Saturday, February 16, 2013

Oakland returns badly needed jobs funds

Six years ago, then-Oakland Mayor Ron Dellums proposed the creation of a city-sponsored job-training program to hire ex-offenders for city jobs.

This week, city officials said $644,000, most of the money the federal government awarded them for that program, must be returned to the feds.

In a city that has had a high unemployment rate in recent years - 17.5 percent in 2010 and 12.9 percent now - Dellums' plan wasn't, and still isn't, a bad idea.

"We are always loath to send money back, but we can't break the law or violate the rules associated with the money," said Assistant City Administrator Fred Blackwell.

Which raises the question: How did the city qualify for the grant funds in the first place?

To understand that requires a stroll down memory lane.

As mayor, Dellums called for Oakland to apply for every federal and foundation grant available, and his office did exactly that, using the scattershot method.

One city official described it as the "spray and pray" approach.

A key component of that strategy was to snare job-training funds by creating a program to provide ex-offenders with job skills and reverse the course of a young person's life.

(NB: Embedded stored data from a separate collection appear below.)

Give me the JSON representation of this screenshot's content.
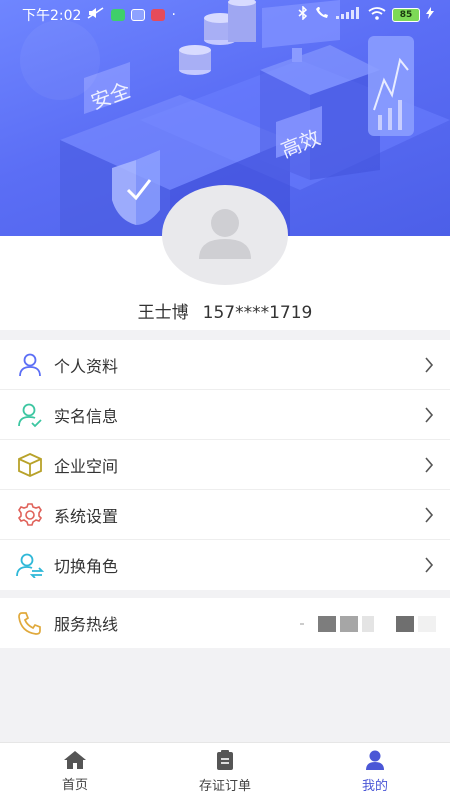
{
  "status_bar": {
    "time": "下午2:02",
    "dot": "·",
    "battery": "85"
  },
  "hero": {
    "badges": [
      "安全",
      "高效"
    ]
  },
  "user": {
    "name": "王士博",
    "phone": "157****1719"
  },
  "menu": [
    {
      "label": "个人资料",
      "icon": "user-icon",
      "color": "#5b6ef5"
    },
    {
      "label": "实名信息",
      "icon": "user-check-icon",
      "color": "#3cc6a1"
    },
    {
      "label": "企业空间",
      "icon": "box-icon",
      "color": "#b8a22a"
    },
    {
      "label": "系统设置",
      "icon": "gear-icon",
      "color": "#e0625a"
    },
    {
      "label": "切换角色",
      "icon": "user-switch-icon",
      "color": "#2fb8d8"
    }
  ],
  "hotline": {
    "label": "服务热线",
    "icon": "phone-icon",
    "color": "#e0a93c"
  },
  "tabs": [
    {
      "label": "首页",
      "icon": "home-icon"
    },
    {
      "label": "存证订单",
      "icon": "clipboard-icon"
    },
    {
      "label": "我的",
      "icon": "person-icon",
      "active": true
    }
  ],
  "colors": {
    "accent": "#4b57d6",
    "hero": "#5b6ef5"
  }
}
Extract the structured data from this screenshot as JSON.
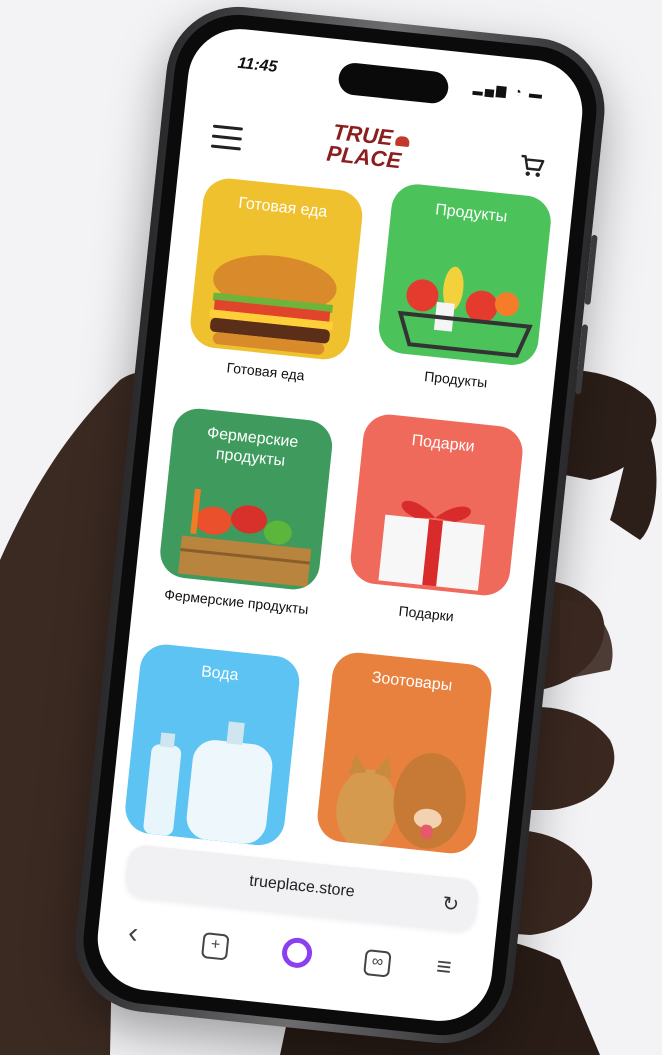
{
  "status": {
    "time": "11:45",
    "icons": "▂▄▆ ◔ ▬"
  },
  "header": {
    "logo_line1": "TRUE",
    "logo_line2": "PLACE"
  },
  "tiles": [
    {
      "title": "Готовая еда",
      "caption": "Готовая еда",
      "color": "#f0c12f"
    },
    {
      "title": "Продукты",
      "caption": "Продукты",
      "color": "#4cc25a"
    },
    {
      "title": "Фермерские продукты",
      "caption": "Фермерские продукты",
      "color": "#3f9b5d"
    },
    {
      "title": "Подарки",
      "caption": "Подарки",
      "color": "#f06a5c"
    },
    {
      "title": "Вода",
      "caption": "",
      "color": "#5cc3f2"
    },
    {
      "title": "Зоотовары",
      "caption": "",
      "color": "#e9813e"
    }
  ],
  "browser": {
    "url": "trueplace.store",
    "reload_icon": "↻",
    "back_icon": "‹",
    "new_tab_icon": "+",
    "tabs_icon": "∞",
    "menu_icon": "≡"
  }
}
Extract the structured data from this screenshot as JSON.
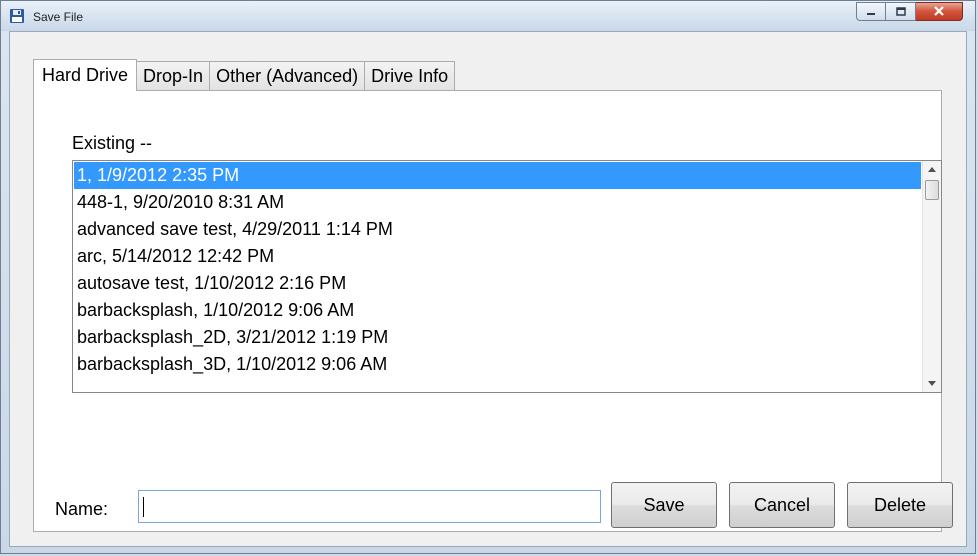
{
  "window": {
    "title": "Save File"
  },
  "tabs": [
    {
      "label": "Hard Drive",
      "active": true
    },
    {
      "label": "Drop-In",
      "active": false
    },
    {
      "label": "Other (Advanced)",
      "active": false
    },
    {
      "label": "Drive Info",
      "active": false
    }
  ],
  "existing": {
    "label": "Existing --",
    "items": [
      "1, 1/9/2012 2:35 PM",
      "448-1, 9/20/2010 8:31 AM",
      "advanced save test, 4/29/2011 1:14 PM",
      "arc, 5/14/2012 12:42 PM",
      "autosave test, 1/10/2012 2:16 PM",
      "barbacksplash, 1/10/2012 9:06 AM",
      "barbacksplash_2D, 3/21/2012 1:19 PM",
      "barbacksplash_3D, 1/10/2012 9:06 AM"
    ],
    "selected_index": 0
  },
  "name": {
    "label": "Name:",
    "value": ""
  },
  "buttons": {
    "save": "Save",
    "cancel": "Cancel",
    "delete": "Delete"
  },
  "icons": {
    "title": "floppy-disk-icon",
    "minimize": "minimize-icon",
    "maximize": "maximize-icon",
    "close": "close-icon",
    "scroll_up": "scroll-up-arrow-icon",
    "scroll_down": "scroll-down-arrow-icon"
  },
  "colors": {
    "selection": "#3399ff",
    "close_button": "#c74a33"
  }
}
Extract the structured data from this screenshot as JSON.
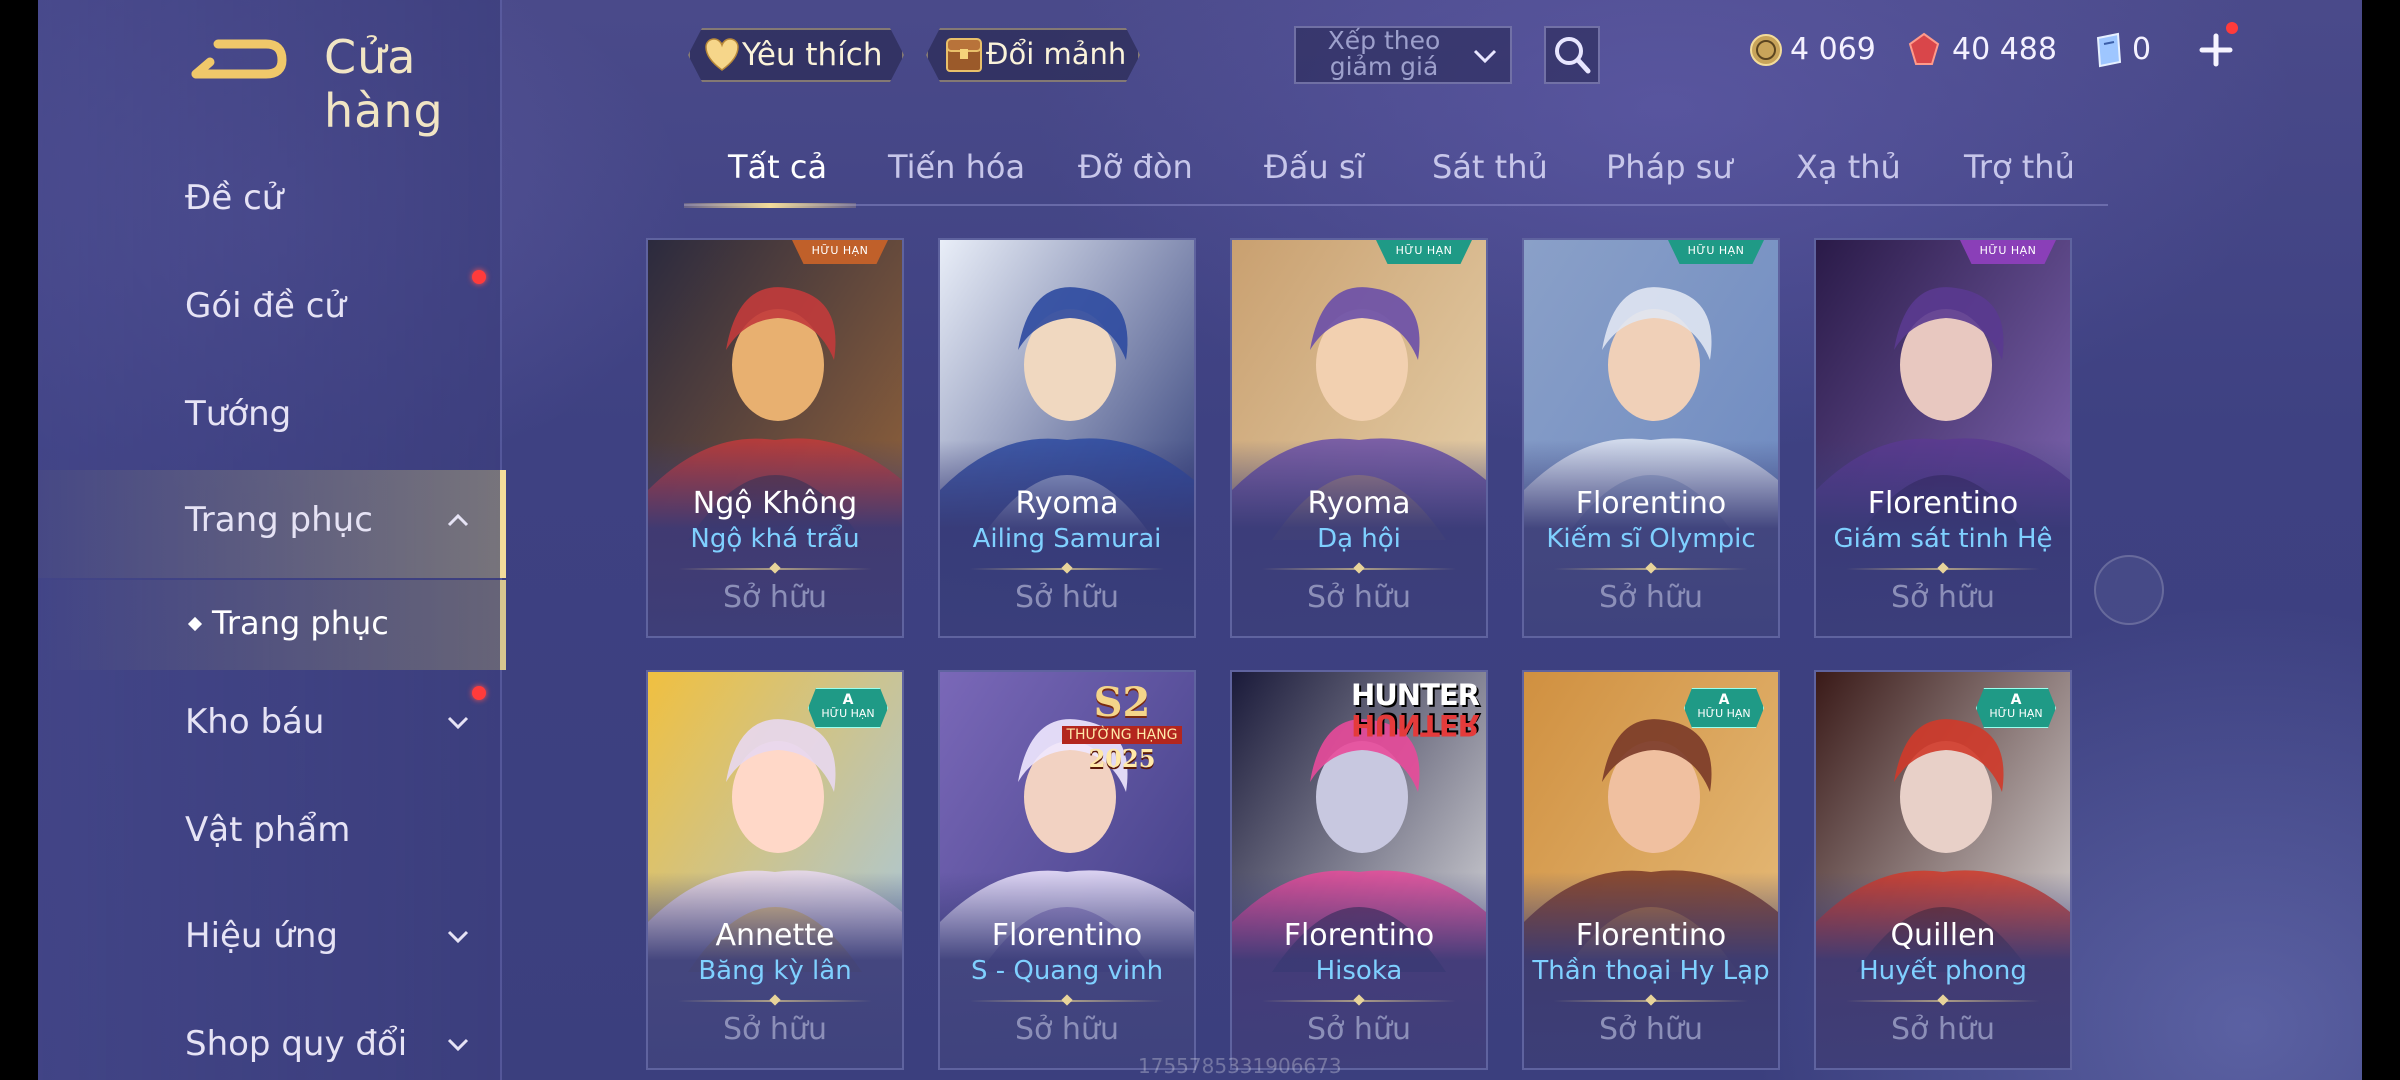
{
  "header": {
    "title": "Cửa hàng",
    "favorites_label": "Yêu thích",
    "exchange_label": "Đổi mảnh",
    "sort_label": "Xếp theo giảm giá"
  },
  "currencies": [
    {
      "name": "gold-coin",
      "value": "4 069"
    },
    {
      "name": "red-voucher",
      "value": "40 488"
    },
    {
      "name": "blue-ticket",
      "value": "0"
    }
  ],
  "sidebar": {
    "items": [
      {
        "label": "Đề cử",
        "dot": false,
        "chevron": ""
      },
      {
        "label": "Gói đề cử",
        "dot": true,
        "chevron": ""
      },
      {
        "label": "Tướng",
        "dot": false,
        "chevron": ""
      },
      {
        "label": "Trang phục",
        "dot": false,
        "chevron": "up"
      },
      {
        "label": "Kho báu",
        "dot": true,
        "chevron": "down"
      },
      {
        "label": "Vật phẩm",
        "dot": false,
        "chevron": ""
      },
      {
        "label": "Hiệu ứng",
        "dot": false,
        "chevron": "down"
      },
      {
        "label": "Shop quy đổi",
        "dot": false,
        "chevron": "down"
      }
    ],
    "sub_item": "Trang phục"
  },
  "tabs": [
    "Tất cả",
    "Tiến hóa",
    "Đỡ đòn",
    "Đấu sĩ",
    "Sát thủ",
    "Pháp sư",
    "Xạ thủ",
    "Trợ thủ"
  ],
  "cards": [
    {
      "hero": "Ngộ Không",
      "skin": "Ngộ khá trẩu",
      "status": "Sở hữu",
      "badge": "HỮU HẠN",
      "badge_color": "#c0602a"
    },
    {
      "hero": "Ryoma",
      "skin": "Ailing Samurai",
      "status": "Sở hữu",
      "badge": "",
      "badge_color": ""
    },
    {
      "hero": "Ryoma",
      "skin": "Dạ hội",
      "status": "Sở hữu",
      "badge": "HỮU HẠN",
      "badge_color": "#1f9a86"
    },
    {
      "hero": "Florentino",
      "skin": "Kiếm sĩ Olympic",
      "status": "Sở hữu",
      "badge": "HỮU HẠN",
      "badge_color": "#1f9a86"
    },
    {
      "hero": "Florentino",
      "skin": "Giám sát tinh Hệ",
      "status": "Sở hữu",
      "badge": "HỮU HẠN",
      "badge_color": "#8a3fb8"
    },
    {
      "hero": "Annette",
      "skin": "Băng kỳ lân",
      "status": "Sở hữu",
      "badge": "HỮU HẠN",
      "badge_color": "#1f9a86"
    },
    {
      "hero": "Florentino",
      "skin": "S - Quang vinh",
      "status": "Sở hữu",
      "badge": "",
      "badge_color": ""
    },
    {
      "hero": "Florentino",
      "skin": "Hisoka",
      "status": "Sở hữu",
      "badge": "",
      "badge_color": ""
    },
    {
      "hero": "Florentino",
      "skin": "Thần thoại Hy Lạp",
      "status": "Sở hữu",
      "badge": "HỮU HẠN",
      "badge_color": "#1f9a86"
    },
    {
      "hero": "Quillen",
      "skin": "Huyết phong",
      "status": "Sở hữu",
      "badge": "HỮU HẠN",
      "badge_color": "#1f9a86"
    }
  ],
  "logos": {
    "s2_title": "S2",
    "s2_rank": "THƯỜNG HẠNG",
    "s2_year": "2025",
    "hunter_top": "HUNTER",
    "hunter_bottom": "HUNTER",
    "badge_grade": "A"
  },
  "watermark": "1755785331906673"
}
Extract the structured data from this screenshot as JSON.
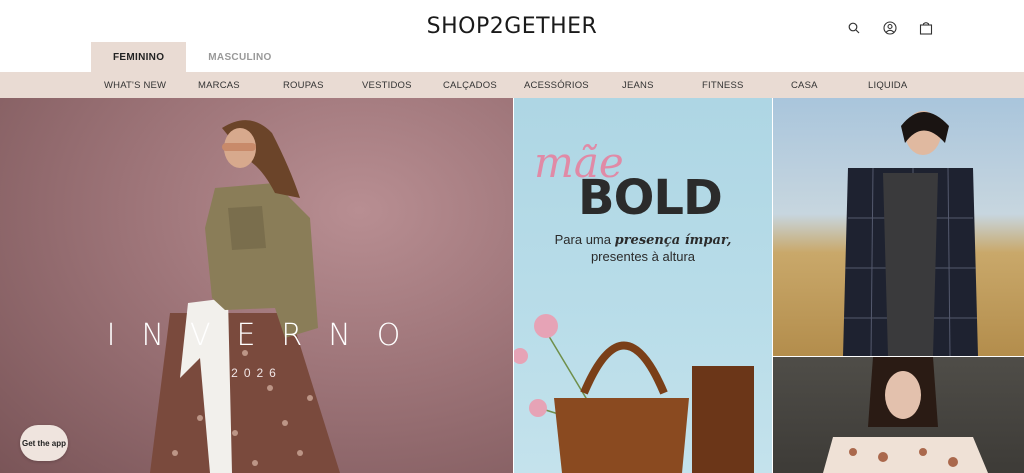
{
  "header": {
    "logo": "SHOP2GETHER",
    "icons": [
      "search-icon",
      "account-icon",
      "bag-icon"
    ]
  },
  "gender_tabs": [
    {
      "label": "FEMININO",
      "active": true
    },
    {
      "label": "MASCULINO",
      "active": false
    }
  ],
  "nav": {
    "items": [
      "WHAT'S NEW",
      "MARCAS",
      "ROUPAS",
      "VESTIDOS",
      "CALÇADOS",
      "ACESSÓRIOS",
      "JEANS",
      "FITNESS",
      "CASA",
      "LIQUIDA"
    ]
  },
  "hero_left": {
    "title": "INVERNO",
    "year": "2026"
  },
  "hero_mid": {
    "script": "mãe",
    "headline": "BOLD",
    "line1_prefix": "Para uma ",
    "line1_emphasis": "presença ímpar,",
    "line2": "presentes à altura"
  },
  "app_button": {
    "label": "Get the app"
  },
  "colors": {
    "nav_bg": "#e9dbd3",
    "accent_pink": "#e08aa6"
  }
}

Dellums hired an executive director to run the program and placed him in the mayor's office to highlight its importance. And the mayor's office applied for federal funding, presumably to help pay for the city's ambitious program.

In 2010, Oakland won a federal stimulus grant of $745,000 from the Department of Labor to pay for the ex-offender plan.

Unfortunately, the plan never got off the drawing board. Oakland won the grant because the program was supposed to link job training to willing employers. But that never happened.

Thus the city's program existed in name only.

In October 2011, around the time city officials were contacted by state Employment Development Department officials who administered the funds, deadlines to spend the money had passed.

This isn't the first time Oakland has had problems with job-training funds.

In April 2010, the state Office of Inspector General issued findings from an audit report that showed that Oakland mismanaged job-training funds, spending them for trips to the Santa Cruz Beach Boardwalk and other outings instead of for helping unemployed people learn job skills.

Dellums brushed aside the audit as much ado about nothing - and then traveled to Sacramento and tried to quash it.

This time around, even though the city has returned the money, it doesn't mean it should abandon an idea that never received a fair shake. Oakland still needs such a program.

The feds got their refund, but Oakland's residents got nothing but a broken promise from their city leaders.